【JCダート】センド猛時計封印、気分良く52秒6

[ 2011年12月1日 06:00 ]

<JCダート>坂路を軽快に駆け上がる昨年の覇者トランセンド

 「第12回ジャパンCダート」の最終追い切りで、前年覇者センドは坂路でパワフルな走りを披露。フェブラリーS、南部杯に続き、今年のJRA・ダートG1完全制覇の期待が膨らむ。なお、ジャパンCダートの枠順は1日に確定する。

 トランセンドの最終追いは坂路。陣営は併せ馬ではなく単走を選択した。「乗り手が2度ほど脚を滑らせたと言っていた」と切り出した安田師だが、明るい表情で「気分良く流せた。
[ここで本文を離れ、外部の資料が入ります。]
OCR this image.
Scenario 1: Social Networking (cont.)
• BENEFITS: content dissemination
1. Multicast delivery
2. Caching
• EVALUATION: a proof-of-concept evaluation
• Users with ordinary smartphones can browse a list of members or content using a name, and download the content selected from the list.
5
時計は以前に比べると地味だが、内容自体は完璧だね」と続けた。

 その言葉通り、力強くウッドチップを蹴り上げ迫力に満ちたフットワークで坂を駆け上がってきた。4F52秒6、ラスト1Fは12秒5。前走のJBCクラシックの追い切りでは4F49秒8の猛時計をマークしたが、秋3戦目の今回はそれほどやる必要もない。予定通りの内容だ。

 厩舎に初G1勝利をもたらしてからちょうど1年。安田師は「ゴール後に身震いしたのを、きのうのことのように覚えている。1年は早い。あっという間」と昨年のこのレースでの圧巻の逃走劇を懐かしむ。今年は立場が替わり、王者として挑戦者を迎え撃つ。「JCダートを連覇した馬はいないので何とか勝ちたいね」と思いを明かした。

 興味深いのは作戦。単純に言えば“行くか、控えるか”で二者択一。会見で師は「本来はハナ一辺倒だったが、控える競馬も板について安心して見ていられるようになった」と話した。昨年のJCダートを逃げ切って以降、今年のフェブラリーSも逃げ切り。さらにドバイワールドCで日本馬ワンツーをもたらした2着も逃げ粘ったもの。そんな直球勝負に、変化球が加わったのは2走前からだった。南部杯→JBCクラシックは2番手でレースを進めている。

 今回も宿命のライバルと目されるエスポワールシチー、逃げ一本でのしあがってきたトウショウフリークがいる。師は会見後の囲み取材でこう本音を漏らした。「前走後にも(藤田)ジョッキーと話して“ハナに行く方が気持ち良く走れるね”とお互い同じ意見だった。だから理想は逃げ」。タイトル防衛へ小細工なし!その口ぶりから、スマートな好位差しではなく“来るなら来い”の荒々しいまでの逃げにこだわる。意地と意地とが激しくぶつかり合う先陣争いから目が離せない。